Recognising the power of the work early in the 20th century, the French artist Jean Dubuffet coined the phrase “Art Brut”, translated as “raw art”, to include work made by naïve or “primitive” artists working outside the tradition of fine art, dominated by formal study, which he referred to as “art culturel” – cultural art. Dubuffet responded to what he saw as the raw expression of a vision or emotions, untrammelled by convention, a concern with perspective or the more formal study of perspective.
While outsider art has had a keen following in countries such as Germany, Switzerland and the United States, it has found little support in this country, and one of the largest collections – the Musgrave Kinley Outsider Art Collection – is now on loan to the Irish Museum of Modern Art in Dublin, as no other institution offered to house it.
The Museum of Everything is therefore doubly welcome in bringing together more than 200 drawings, paintings, sculptures and installations, drawn from private collection, selected by leading contemporary artists, curators and cultural figures. There are, for instance, examples of work by Henry Darger, a Chicago-based artist who died 25 years ago leaving rooms packed with fantasy drawings influenced by religious themes, of young girls, and often horrific brutality displayed against children This is a glimpse inside a mind that is as disturbing as it is chilling.

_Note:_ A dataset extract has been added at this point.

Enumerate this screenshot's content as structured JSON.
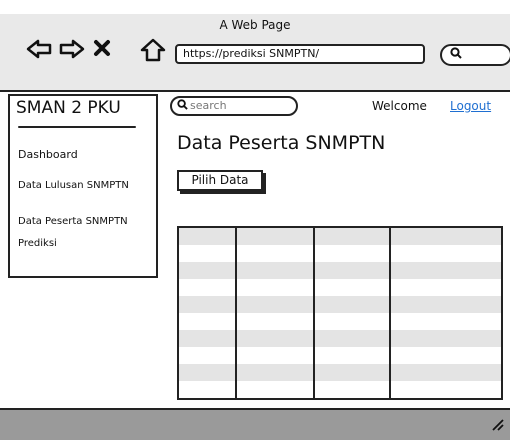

Wandering round the well-installed displays, often with sizable amounts of work by each artist, give an idea of the obsessive qualities of the work, and often the sheer labour and engineering required. One group of mechanical fair-like objects move and turn, lit by pretty lights in a fascinating evocation of a magical fairyland.

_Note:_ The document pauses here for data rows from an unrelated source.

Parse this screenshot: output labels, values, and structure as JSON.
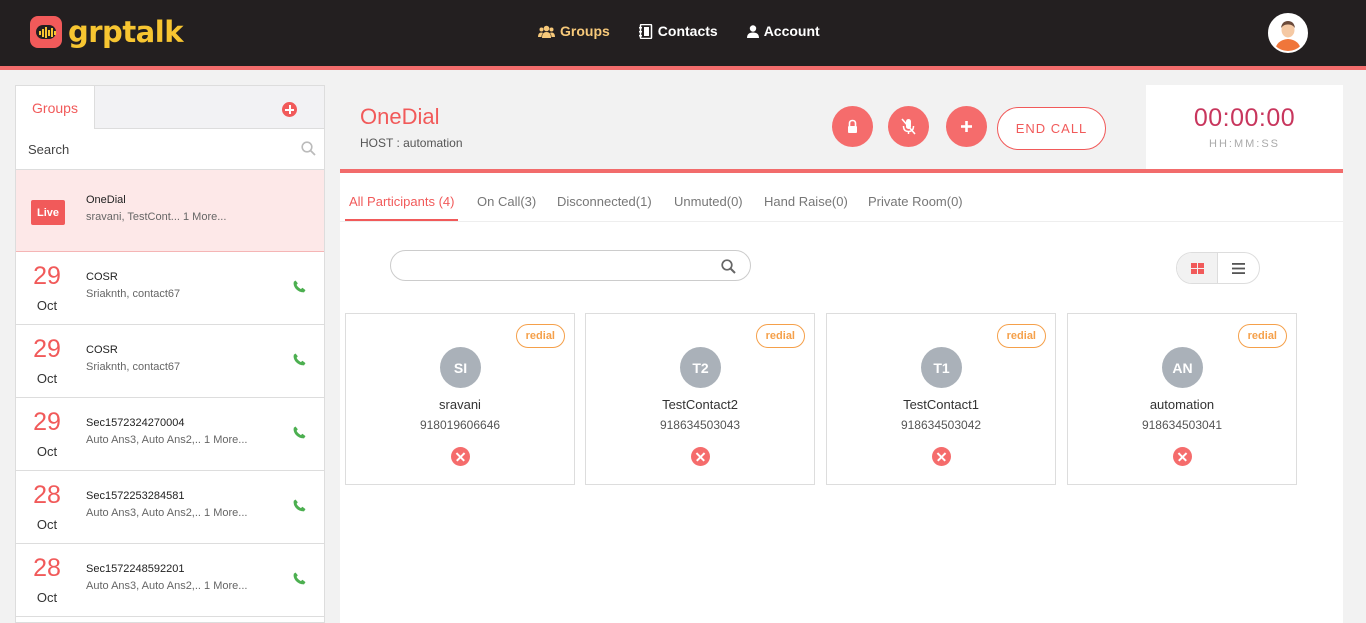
{
  "app": {
    "logo_text": "grptalk"
  },
  "nav": [
    {
      "label": "Groups",
      "icon": "users-icon",
      "active": true
    },
    {
      "label": "Contacts",
      "icon": "address-book-icon",
      "active": false
    },
    {
      "label": "Account",
      "icon": "user-icon",
      "active": false
    }
  ],
  "sidebar": {
    "tab_label": "Groups",
    "search_placeholder": "Search",
    "groups": [
      {
        "live_label": "Live",
        "name": "OneDial",
        "members": "sravani,  TestCont...  1 More..."
      },
      {
        "day": "29",
        "month": "Oct",
        "name": "COSR",
        "members": "Sriaknth,  contact67"
      },
      {
        "day": "29",
        "month": "Oct",
        "name": "COSR",
        "members": "Sriaknth,  contact67"
      },
      {
        "day": "29",
        "month": "Oct",
        "name": "Sec1572324270004",
        "members": "Auto Ans3,  Auto Ans2,..  1 More..."
      },
      {
        "day": "28",
        "month": "Oct",
        "name": "Sec1572253284581",
        "members": "Auto Ans3,  Auto Ans2,..  1 More..."
      },
      {
        "day": "28",
        "month": "Oct",
        "name": "Sec1572248592201",
        "members": "Auto Ans3,  Auto Ans2,..  1 More..."
      }
    ]
  },
  "call": {
    "title": "OneDial",
    "host": "HOST : automation",
    "end_call_label": "END CALL",
    "timer": "00:00:00",
    "timer_format": "HH:MM:SS"
  },
  "participant_tabs": [
    "All Participants (4)",
    "On Call(3)",
    "Disconnected(1)",
    "Unmuted(0)",
    "Hand Raise(0)",
    "Private Room(0)"
  ],
  "participants": [
    {
      "initials": "SI",
      "name": "sravani",
      "number": "918019606646",
      "badge": "redial"
    },
    {
      "initials": "T2",
      "name": "TestContact2",
      "number": "918634503043",
      "badge": "redial"
    },
    {
      "initials": "T1",
      "name": "TestContact1",
      "number": "918634503042",
      "badge": "redial"
    },
    {
      "initials": "AN",
      "name": "automation",
      "number": "918634503041",
      "badge": "redial"
    }
  ],
  "colors": {
    "accent": "#f15a5a",
    "brand_yellow": "#f7c531",
    "timer": "#c8365d",
    "redial": "#f5a04a"
  }
}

Equally, a group of life-sized standing figures by the Indian artist Nek Chand combines some of the formalism of Egyptian art with a naive, doll-like quality. All the figures wear different clothes, but the faces – simplified and seemingly with a fixed smile – are the same. All are self-portraits, suggesting the different persona of one individual. Much of the work is by overseas artists, reflecting to some extent the general lack of interest in this country or the difficulty in finding it.
Among the British artists are Alfred Wallis, the “St Ives primitive”, with his captivating seascapes and Madge Gill. The latter lived in the London’s East End and drew on long scrolls of paper, often with a black felt-tipped pen, driven by the spirits accessed through her role as a medium. Like many other outsider artists, she had little interest in selling her work, seeing it as part of her private life, an impression confirmed by this engrossing exhibition.